Chapitre 6

Tous les événements qui se déroulent autour de moi, ne semblent pas plus différents de d'habitude. Qu'espérais-je ce matin au juste ? Que mes camarades cessent de me fuir ? Ou que mon père ne m'ait pas porté cette gifle, pour avoir vidé sa bouteille d'alcool ?... Ajouté à cela une gueule de bois qui me martelait la tête, j'avais l'impression à cette allure que mon destin était déjà scellé.

La trace rouge laissée par sa main, était bien visible dans le miroir de mon casier.

- Qu'est ce que tu fais ? me demande un accent féminin.

Je remets rapidement la capuche sur mes cheveux pour cacher la marque sur ma joue.

- Qu'est-ce que tu veux Gina ? me plains-je alors que je refermais d'une force plus que nécessaire la porte en métal.

- Rien, argumente-t-elle en suivant ma forme tentant de s'échapper. Passer du temps avec toi ?

Je me taies et accélère plus la cadence. Avec ces talons elle avait du mal à me suivre. Cependant, elle ne désespère pas pour autant, accentuant par ce geste, le mouvement de ces hanches.

- C'est Nick qui m'a demandé de te parler.
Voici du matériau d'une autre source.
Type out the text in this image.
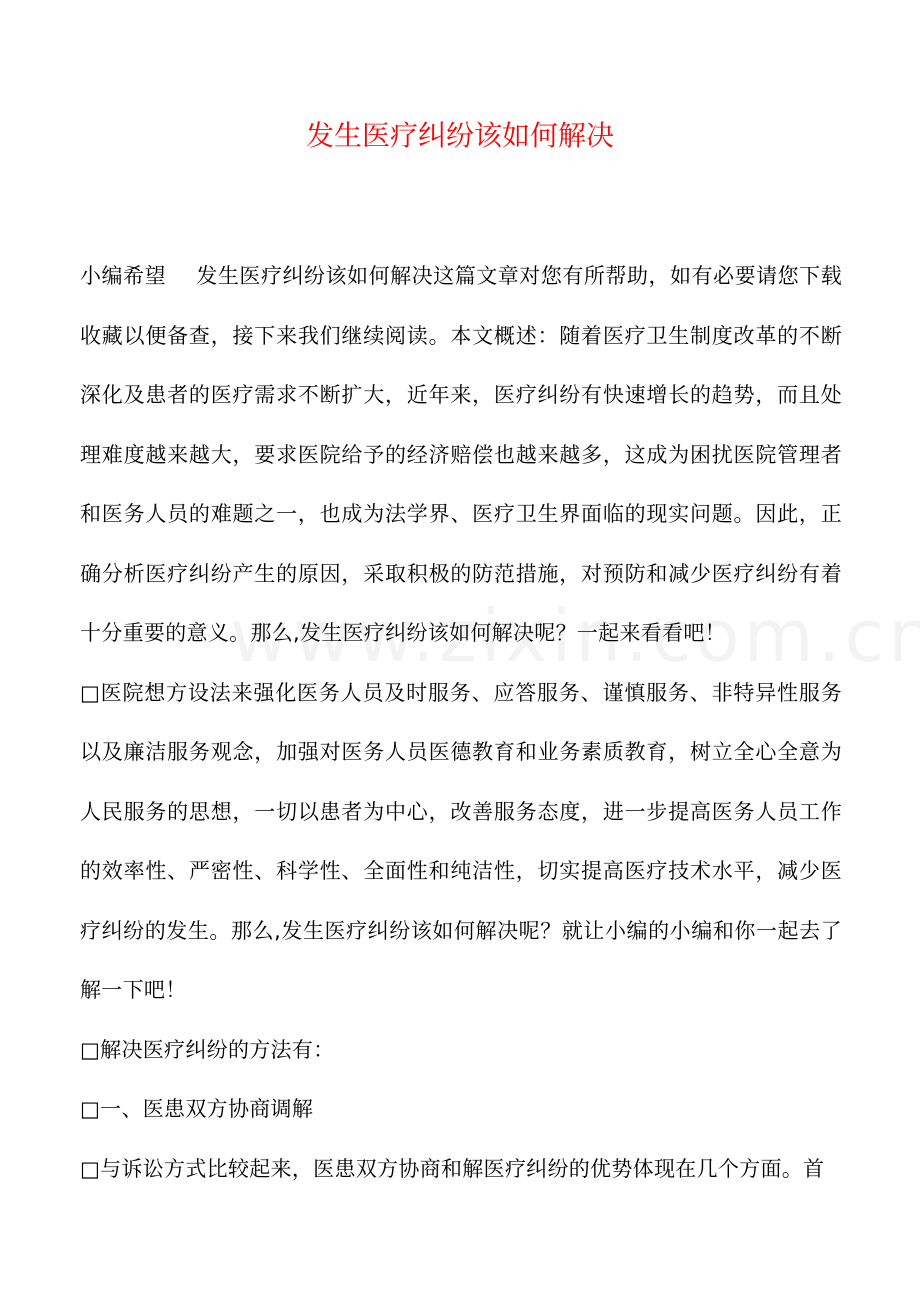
发生医疗纠纷该如何解决

小编希望 发生医疗纠纷该如何解决这篇文章对您有所帮助，如有必要请您下载收藏以便备查，接下来我们继续阅读。本文概述：随着医疗卫生制度改革的不断深化及患者的医疗需求不断扩大，近年来，医疗纠纷有快速增长的趋势，而且处理难度越来越大，要求医院给予的经济赔偿也越来越多，这成为困扰医院管理者和医务人员的难题之一，也成为法学界、医疗卫生界面临的现实问题。因此，正确分析医疗纠纷产生的原因，采取积极的防范措施，对预防和减少医疗纠纷有着十分重要的意义。那么,发生医疗纠纷该如何解决呢？一起来看看吧！

□医院想方设法来强化医务人员及时服务、应答服务、谨慎服务、非特异性服务以及廉洁服务观念，加强对医务人员医德教育和业务素质教育，树立全心全意为人民服务的思想，一切以患者为中心，改善服务态度，进一步提高医务人员工作的效率性、严密性、科学性、全面性和纯洁性，切实提高医疗技术水平，减少医疗纠纷的发生。那么,发生医疗纠纷该如何解决呢？就让小编的小编和你一起去了解一下吧！

□解决医疗纠纷的方法有：

□一、医患双方协商调解

□与诉讼方式比较起来，医患双方协商和解医疗纠纷的优势体现在几个方面。首
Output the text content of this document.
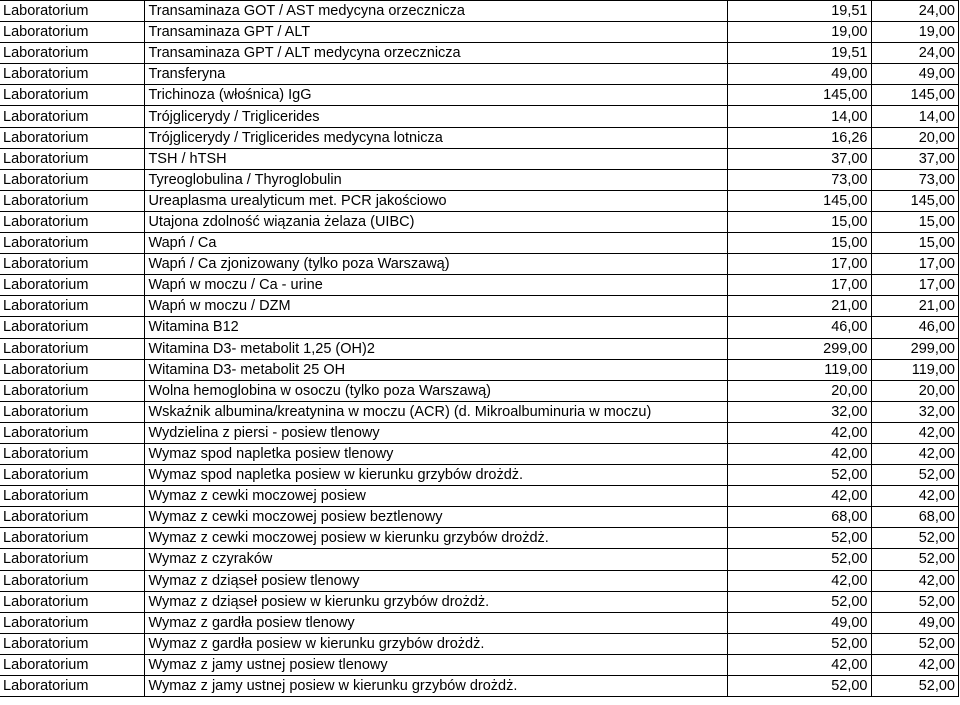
Laboratorium	Transaminaza GOT / AST medycyna orzecznicza	19,51	24,00
Laboratorium	Transaminaza GPT / ALT	19,00	19,00
Laboratorium	Transaminaza GPT / ALT medycyna orzecznicza	19,51	24,00
Laboratorium	Transferyna	49,00	49,00
Laboratorium	Trichinoza (włośnica) IgG	145,00	145,00
Laboratorium	Trójglicerydy / Triglicerides	14,00	14,00
Laboratorium	Trójglicerydy / Triglicerides medycyna lotnicza	16,26	20,00
Laboratorium	TSH / hTSH	37,00	37,00
Laboratorium	Tyreoglobulina / Thyroglobulin	73,00	73,00
Laboratorium	Ureaplasma urealyticum met. PCR jakościowo	145,00	145,00
Laboratorium	Utajona zdolność wiązania żelaza (UIBC)	15,00	15,00
Laboratorium	Wapń / Ca	15,00	15,00
Laboratorium	Wapń / Ca zjonizowany (tylko poza Warszawą)	17,00	17,00
Laboratorium	Wapń w moczu / Ca - urine	17,00	17,00
Laboratorium	Wapń w moczu / DZM	21,00	21,00
Laboratorium	Witamina B12	46,00	46,00
Laboratorium	Witamina D3- metabolit 1,25 (OH)2	299,00	299,00
Laboratorium	Witamina D3- metabolit 25 OH	119,00	119,00
Laboratorium	Wolna hemoglobina w osoczu (tylko poza Warszawą)	20,00	20,00
Laboratorium	Wskaźnik albumina/kreatynina w moczu (ACR) (d. Mikroalbuminuria w moczu)	32,00	32,00
Laboratorium	Wydzielina z piersi - posiew tlenowy	42,00	42,00
Laboratorium	Wymaz spod napletka posiew tlenowy	42,00	42,00
Laboratorium	Wymaz spod napletka posiew w kierunku grzybów drożdż.	52,00	52,00
Laboratorium	Wymaz z cewki moczowej posiew	42,00	42,00
Laboratorium	Wymaz z cewki moczowej posiew beztlenowy	68,00	68,00
Laboratorium	Wymaz z cewki moczowej posiew w kierunku grzybów drożdż.	52,00	52,00
Laboratorium	Wymaz z czyraków	52,00	52,00
Laboratorium	Wymaz z dziąseł posiew tlenowy	42,00	42,00
Laboratorium	Wymaz z dziąseł posiew w kierunku grzybów drożdż.	52,00	52,00
Laboratorium	Wymaz z gardła posiew tlenowy	49,00	49,00
Laboratorium	Wymaz z gardła posiew w kierunku grzybów drożdż.	52,00	52,00
Laboratorium	Wymaz z jamy ustnej posiew tlenowy	42,00	42,00
Laboratorium	Wymaz z jamy ustnej posiew w kierunku grzybów drożdż.	52,00	52,00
J'ai essayé de te joindre sur ton phone hier mais tu n'as pas voulu décrocher.

- Tu ne connais pas les sms ? Les emails ?

- Tu l'aurais supprimé sans le lire.

Je ne réplique pas parce qu'elle n'avait pas tord. Et elle en profite pour continuer :

- Nick demande si t'es libre cet aprèm pour qu'on travaille ensemble après les cours.

Protester était bien plus compliqué qu'accepter.

- Je suis bien obligée d'accepter de toute façon.

Et c'est ainsi que nous nous retrouvons dans la ''salle 204'', à quinze heures, assis de façon éparse. Chacun pas visiblement à l'aise de s'asseoir l'un à côté de l'autre, pour des raisons propres à autrui. Une certaine tension également régnait entre Gina et son frère et je ne savais pas du tout qu'elle en était la raison.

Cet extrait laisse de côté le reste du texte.